Failure to do this, he adds, could allow “spoilers” in Iran, the US and the region to wreck chances of rapprochement.
But Mr Biden’s own room for manoeuvre may be limited. Support for the JCPOA in the US has largely broken along partisan lines, with Republicans mostly opposed.
The results of Georgia’s two Senate run-offs in January will determine the balance of power in Washington and, possibly, the incoming administration’s freedom to act.
New alliances
Of course, the JCPOA was never a bilateral affair. Its other international sponsors – Russia, China, France, the UK and Germany, plus the European Union – are all, in one way or another, invested in its future.
The European sponsors, in particular, are anxious to see Washington once more committed to the deal’s success. The UK, France and Germany (the “E3”) have tried to keep the deal alive during the Trump years and could now play a role in negotiating the terms of Washington’s return.
But in London, Paris and Berlin, there’s a recognition that the world has moved on and that a simple return to the original deal is unlikely.
“Even the E3 are now increasingly talking about a follow-on agreement to the JCPOA,” says Aniseh Bassiri Tabrizi of Rusi.
Any such deal, she says, would aim to cover Iran’s regional activities and development of ballistic missiles, as well as limiting Iran’s nuclear activities as the JCPOA’s provisions begin to expire.
The fact that some of the regional states which opposed the JCPOA – Israel, the United Arab Emirates (UAE) and Bahrain – have recently signed normalisation agreements sponsored and heavily promoted by the Trump administration will make their interests much harder to ignore.
“If we’re going to negotiate the security of our part of the world, we should be there,” the UAE’s ambassador in Washington, Yousef al-Otaiba, told the audience at a recent seminar organised by Tel Aviv University’s Institute for National Security Studies.
The ambassador’s determination was echoed by his Israeli interlocutor, the institute’s director, Amos Yadlin. “Israel also wants to be at the table,” Mr Yadlin said, “with our allies in the Middle East.”
For his part, Saudi Arabia’s King Salman has called for “a decisive stance from the international community against Iran”.
Reviving the JCPOA while simultaneously accommodating the views and interests of those who fear or despise it will represent a fiendishly complicated Rubik’s cube of diplomacy for Joe Biden.

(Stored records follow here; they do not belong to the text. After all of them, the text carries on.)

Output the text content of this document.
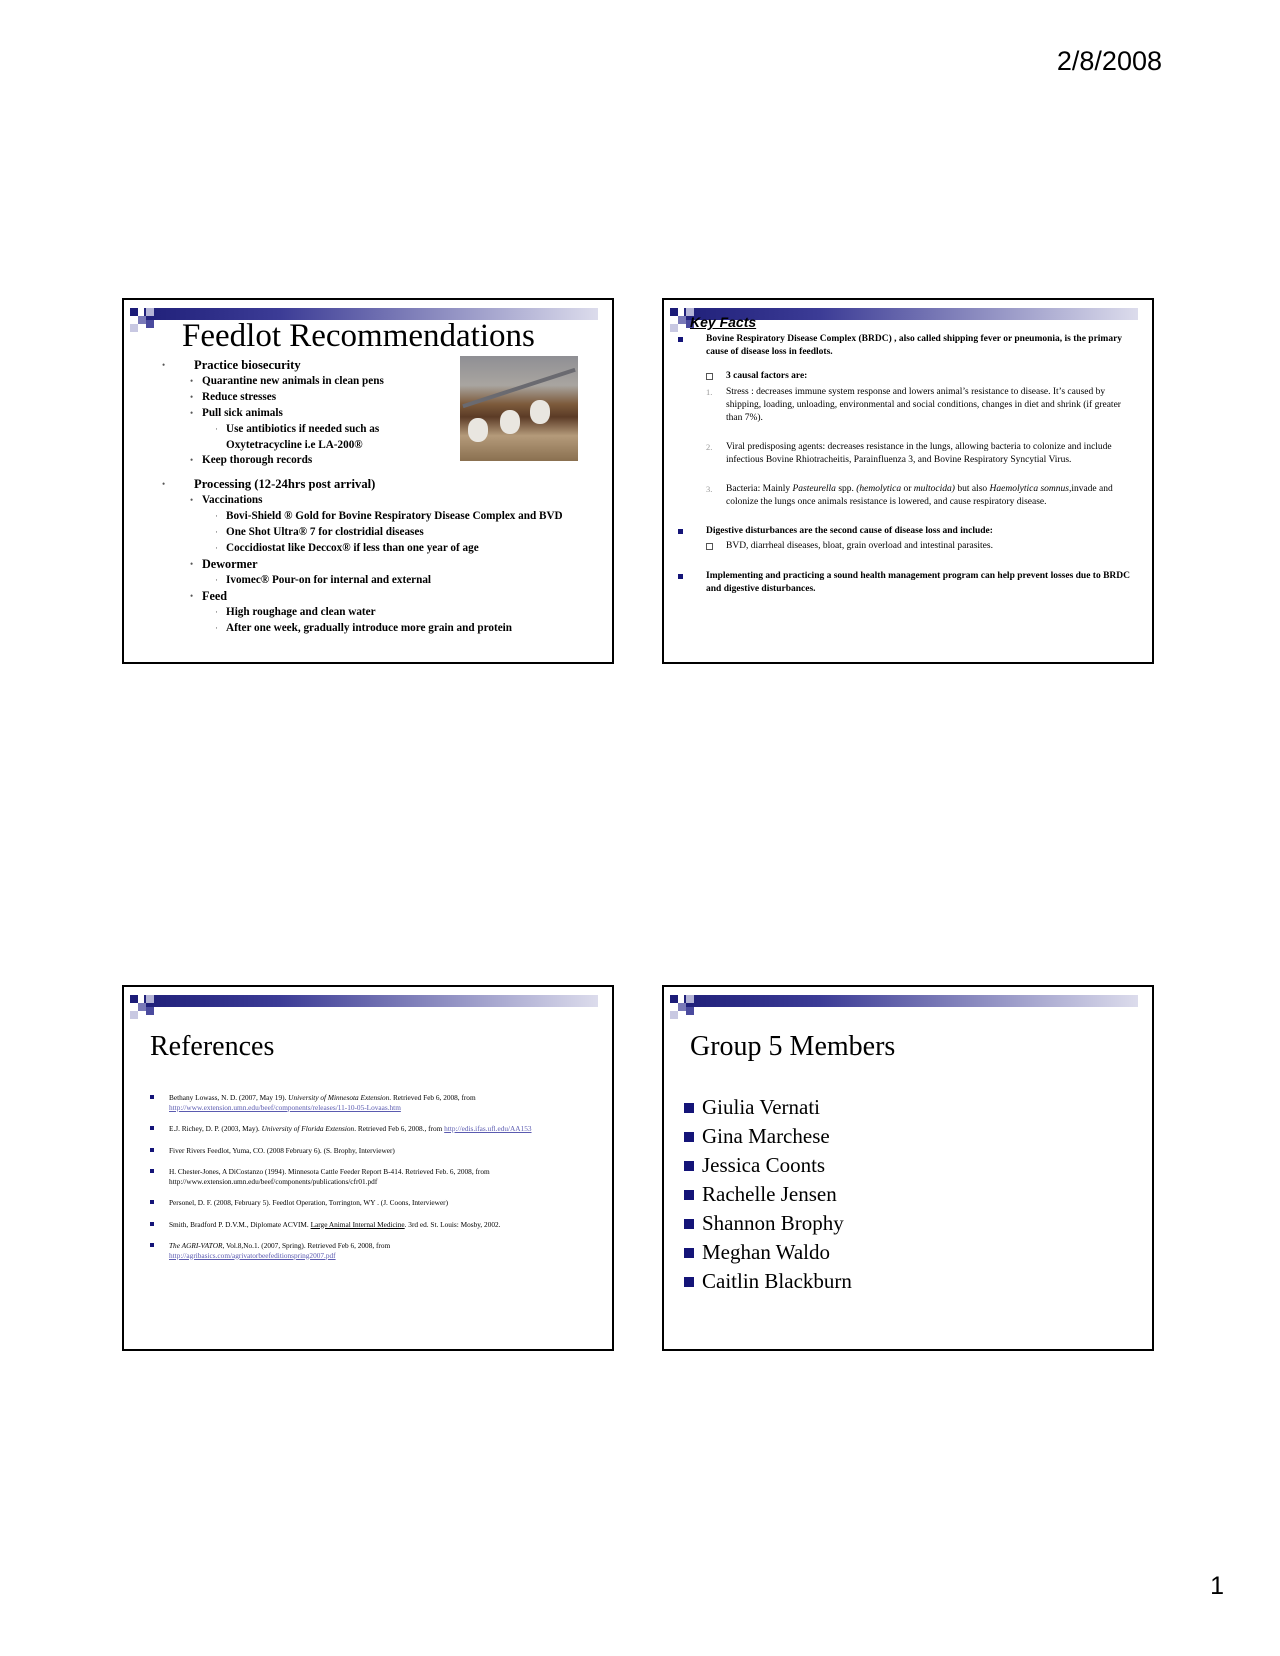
2/8/2008
Feedlot Recommendations
• Practice biosecurity
• Quarantine new animals in clean pens
• Reduce stresses
• Pull sick animals
· Use antibiotics if needed such as
Oxytetracycline i.e LA-200®
• Keep thorough records
• Processing (12-24hrs post arrival)
• Vaccinations
· Bovi-Shield ® Gold for Bovine Respiratory Disease Complex and BVD
· One Shot Ultra® 7 for clostridial diseases
· Coccidiostat like Deccox® if less than one year of age
• Dewormer
· Ivomec® Pour-on for internal and external
• Feed
· High roughage and clean water
· After one week, gradually introduce more grain and protein
Key Facts
Bovine Respiratory Disease Complex (BRDC) , also called shipping fever or pneumonia, is the primary cause of disease loss in feedlots.
3 causal factors are:
1. Stress : decreases immune system response and lowers animal’s resistance to disease. It’s caused by shipping, loading, unloading, environmental and social conditions, changes in diet and shrink (if greater than 7%).
2. Viral predisposing agents: decreases resistance in the lungs, allowing bacteria to colonize and include infectious Bovine Rhiotracheitis, Parainfluenza 3, and Bovine Respiratory Syncytial Virus.
3. Bacteria: Mainly Pasteurella spp. (hemolytica or multocida) but also Haemolytica somnus,invade and colonize the lungs once animals resistance is lowered, and cause respiratory disease.
Digestive disturbances are the second cause of disease loss and include:
BVD, diarrheal diseases, bloat, grain overload and intestinal parasites.
Implementing and practicing a sound health management program can help prevent losses due to BRDC and digestive disturbances.
References
Bethany Lowass, N. D. (2007, May 19). University of Minnesota Extension. Retrieved Feb 6, 2008, from
http://www.extension.umn.edu/beef/components/releases/11-10-05-Lovaas.htm
E.J. Richey, D. P. (2003, May). University of Florida Extension. Retrieved Feb 6, 2008., from http://edis.ifas.ufl.edu/AA153
Fiver Rivers Feedlot, Yuma, CO. (2008 February 6). (S. Brophy, Interviewer)
H. Chester-Jones, A DiCostanzo (1994). Minnesota Cattle Feeder Report B-414. Retrieved Feb. 6, 2008, from
http://www.extension.umn.edu/beef/components/publications/cfr01.pdf
Personel, D. F. (2008, February 5). Feedlot Operation, Torrington, WY . (J. Coons, Interviewer)
Smith, Bradford P. D.V.M., Diplomate ACVIM. Large Animal Internal Medicine. 3rd ed. St. Louis: Mosby, 2002.
The AGRI-VATOR, Vol.8,No.1. (2007, Spring). Retrieved Feb 6, 2008, from
http://agribasics.com/agrivatorbeefeditionspring2007.pdf
Group 5 Members
Giulia Vernati
Gina Marchese
Jessica Coonts
Rachelle Jensen
Shannon Brophy
Meghan Waldo
Caitlin Blackburn
1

And let’s not forget: his predecessor isn’t done yet.
US media also reported that Mr Trump last week asked senior advisers about options for attacking an Iranian nuclear site, only to be dissuaded.
But, in defiance of the traditional norms associated with “lame duck” administrations, he is still bearing down on Iran, introducing new sanctions since his election defeat and threatening to impose even more.
Whatever he ends up doing between now and the end of January, the intention seems clear: to make it as difficult as possible for Joe Biden to undo the damage.